Tecnología

 

 


El principio básico en que se basan nuestros productos de protección personal es el blindaje integrado. Bajo la cubierta de cada Mercedes-Benz Guard, se incorpora en fábrica un conjunto completo de componentes de blindaje prácticamente invisibles desde el exterior. De ese modo se obtiene un vehículo completamente autónomo, capaz de soportar esfuerzos especiales y extremos.  

En concreto, esto significa lo siguiente: se equipa y se refuerza la totalidad del vehículo con componentes de protección altamente efectivos, y muy especialmente en las zonas inaccesibles en un vehículo terminado. En una línea de producción separada, aislada de miradas indiscretas, nace capa por capa la envoltura de acero que convierte el habitáculo de su Mercedes-Benz Guard en un entorno protegido. Todos los modelos equipan tecnología de seguridad al más alto nivel.  

 

Sistemas electrónicos de control de la estabilidad, armonizados para optimizar la seguridad.

De ESP® a ABS: todos los sistemas electrónicos de regulación de un Mercedes-Benz Guard se armonizan con precisión al aumento de peso y sus consecuencias para las propiedades físicas de la conducción. El resultado es un comportamiento seguro en curvas, incluso en situaciones extremas. 

 

Tren de rodaje optimizado que brinda elevado confort a pesar del aumento del peso.

Los ingenieros encargados de desarrollar un modelo Mercedes-Benz Guard tienen que afrontar un desafío especial: conservar el confort y el dinamismo del vehículo de serie a pesar del aumento de peso del modelo blindado.
Gracias al dimensionado perfecto de los componentes del tren de rodaje y de los frenos, el comportamiento de marcha de los modelos Mercedes-Benz Guard es casi idéntico al de los vehículos de serie. Los ocupantes gozan en todo momento de una sensación de conducción segura, en conjunción con grandes reservas de dinamismo.

Todos los componentes relevantes, como, por ejemplo, los semiejes, los brazos de la suspensión, los muelles y los amortiguadores se adaptan específicamente al sobrepeso de los elementos del blindaje y a los cambios resultantes en las condiciones físicas de la conducción.

 

Soluciones inteligentes estudiadas al detalle: protección sin fisuras mediante construcciones de elementos solapados.

Todos los modelos Mercedes-Benz Guard brindan amplia protección a los ocupantes del habitáculo.

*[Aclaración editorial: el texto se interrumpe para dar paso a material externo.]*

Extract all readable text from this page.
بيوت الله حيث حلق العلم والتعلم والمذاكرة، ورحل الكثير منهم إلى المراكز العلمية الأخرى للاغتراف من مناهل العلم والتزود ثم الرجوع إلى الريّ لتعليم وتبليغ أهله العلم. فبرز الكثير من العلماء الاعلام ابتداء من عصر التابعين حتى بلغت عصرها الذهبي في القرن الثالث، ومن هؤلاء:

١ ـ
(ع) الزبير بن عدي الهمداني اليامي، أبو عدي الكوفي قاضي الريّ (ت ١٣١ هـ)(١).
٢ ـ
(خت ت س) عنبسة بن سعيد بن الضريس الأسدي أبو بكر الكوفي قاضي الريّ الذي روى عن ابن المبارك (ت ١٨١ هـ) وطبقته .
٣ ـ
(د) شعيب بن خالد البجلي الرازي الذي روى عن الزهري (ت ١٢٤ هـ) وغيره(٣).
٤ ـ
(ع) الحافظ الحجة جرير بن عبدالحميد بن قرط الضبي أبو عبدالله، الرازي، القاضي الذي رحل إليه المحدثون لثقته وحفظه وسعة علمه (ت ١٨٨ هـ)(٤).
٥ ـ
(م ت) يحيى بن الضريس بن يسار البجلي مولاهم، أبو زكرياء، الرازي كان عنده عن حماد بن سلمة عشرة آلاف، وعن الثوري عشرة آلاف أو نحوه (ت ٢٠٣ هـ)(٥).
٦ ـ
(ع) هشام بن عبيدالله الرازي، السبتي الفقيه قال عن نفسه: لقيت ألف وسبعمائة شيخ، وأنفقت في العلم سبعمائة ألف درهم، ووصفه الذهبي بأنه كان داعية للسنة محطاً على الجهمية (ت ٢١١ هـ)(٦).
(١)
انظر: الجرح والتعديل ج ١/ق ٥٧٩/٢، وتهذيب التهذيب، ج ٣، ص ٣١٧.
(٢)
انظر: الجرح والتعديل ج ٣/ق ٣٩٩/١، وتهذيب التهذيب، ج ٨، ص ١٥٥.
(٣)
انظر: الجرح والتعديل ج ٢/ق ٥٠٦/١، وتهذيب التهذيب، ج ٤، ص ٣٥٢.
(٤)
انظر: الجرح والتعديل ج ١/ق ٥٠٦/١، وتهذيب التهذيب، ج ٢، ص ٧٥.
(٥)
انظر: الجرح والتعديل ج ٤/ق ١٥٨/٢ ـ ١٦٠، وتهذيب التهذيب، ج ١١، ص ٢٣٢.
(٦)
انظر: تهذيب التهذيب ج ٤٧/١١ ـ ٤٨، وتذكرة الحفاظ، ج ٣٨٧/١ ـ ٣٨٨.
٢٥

En los posibles puntos débiles, como las juntas de las puertas, los bordes del capó o las transiciones entre el metal y el cristal, un ingenioso diseño mecánico con elementos solapados reforzados por elementos armados con acero especial completa la acción del blindaje.

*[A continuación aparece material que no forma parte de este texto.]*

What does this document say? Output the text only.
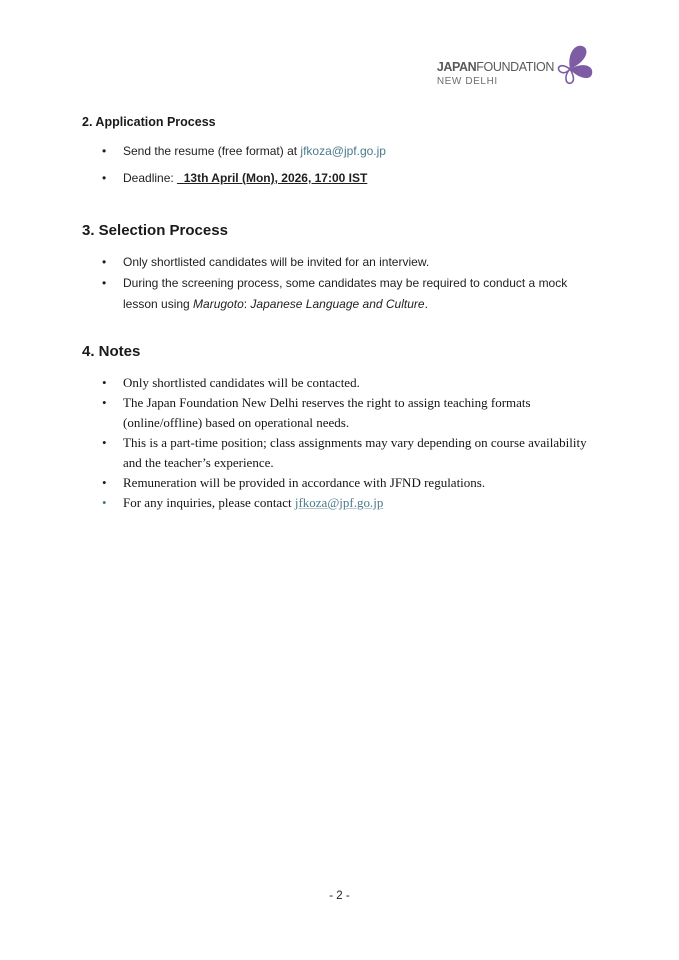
JAPANFOUNDATION
NEW DELHI
2. Application Process
• Send the resume (free format) at jfkoza@jpf.go.jp
• Deadline: _13th April (Mon), 2026, 17:00 IST
3. Selection Process
• Only shortlisted candidates will be invited for an interview.
• During the screening process, some candidates may be required to conduct a mock lesson using Marugoto: Japanese Language and Culture.
4. Notes
• Only shortlisted candidates will be contacted.
• The Japan Foundation New Delhi reserves the right to assign teaching formats (online/offline) based on operational needs.
• This is a part-time position; class assignments may vary depending on course availability and the teacher’s experience.
• Remuneration will be provided in accordance with JFND regulations.
• For any inquiries, please contact jfkoza@jpf.go.jp
- 2 -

De esa manera se impide con efectividad la penetración de proyectiles en el habitáculo. Un Mercedes-Benz Guard ofrece a sus pasajeros una protección alta o muy alta, con la calidad de fabricación típica de Mercedes, incluso en los lugares que son inaccesibles en el vehículo acabado.

 

Tecnología de neumáticos: avanzar, también en situaciones extremas.

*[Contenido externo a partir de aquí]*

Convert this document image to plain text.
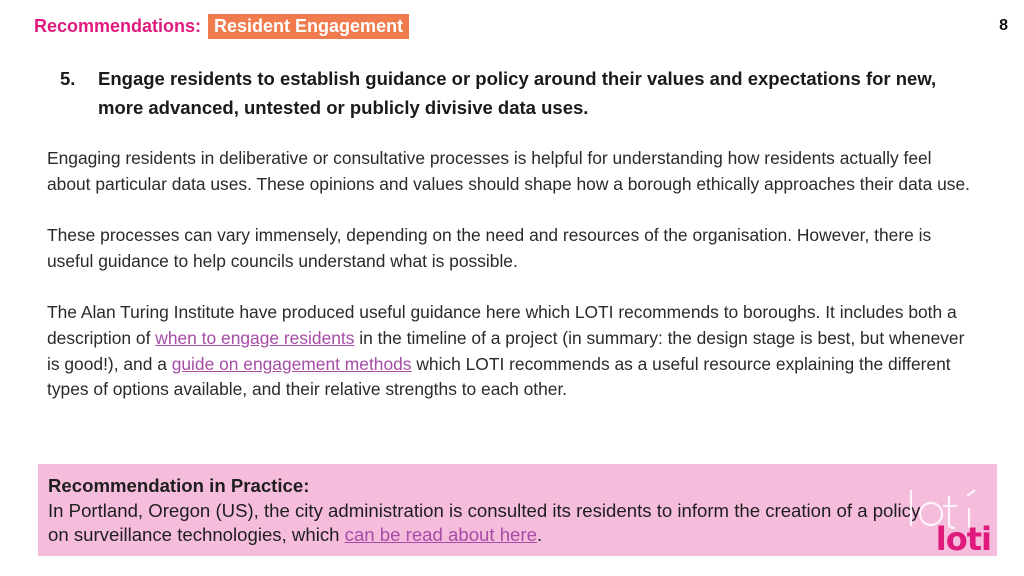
Recommendations: Resident Engagement	8
5.	Engage residents to establish guidance or policy around their values and expectations for new, more advanced, untested or publicly divisive data uses.

Engaging residents in deliberative or consultative processes is helpful for understanding how residents actually feel about particular data uses. These opinions and values should shape how a borough ethically approaches their data use.

These processes can vary immensely, depending on the need and resources of the organisation. However, there is useful guidance to help councils understand what is possible.

The Alan Turing Institute have produced useful guidance here which LOTI recommends to boroughs. It includes both a description of when to engage residents in the timeline of a project (in summary: the design stage is best, but whenever is good!), and a guide on engagement methods which LOTI recommends as a useful resource explaining the different types of options available, and their relative strengths to each other.

Recommendation in Practice:
In Portland, Oregon (US), the city administration is consulted its residents to inform the creation of a policy on surveillance technologies, which can be read about here.	loti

Todos los modelos Mercedes-Benz Guard cuentan con neumáticos que permiten continuar la marcha incluso con una pérdida total de presión. Según el nivel de protección y el modelo se utilizan diferentes sistemas. 

 

Acristalado, protección invisible con acción especial.

El acristalado de los vehículos blindados Mercedes-Benz Guard cumple las más altas exigencias de seguridad. Es inastillable, resistente a las balas y, al mismo tiempo, muestra una excelente calidad óptica. Los sofisticados refuerzos en la zona de las ventanillas, las puertas, los marcos y las bisagras constituyen un reto muy importante para los ingenieros.

Las bisagras tienen que soportar el mayor peso de las puertas, que pueden llegar a pesar 150 kilogramos. Este sobrepeso se debe sobre todo a las lunas blindadas de las ventanillas, reforzadas con policarbonato de alta resistencia. A diferencia de los vehículos de serie, las ventanillas tienen un accionamiento hidráulico para garantizar una apertura y un cierre impecables. 

Un ingenioso sistema de elementos solapados impide la penetración de proyectiles en la zona de transición entre el metal y el cristal, un posible punto débil del blindaje.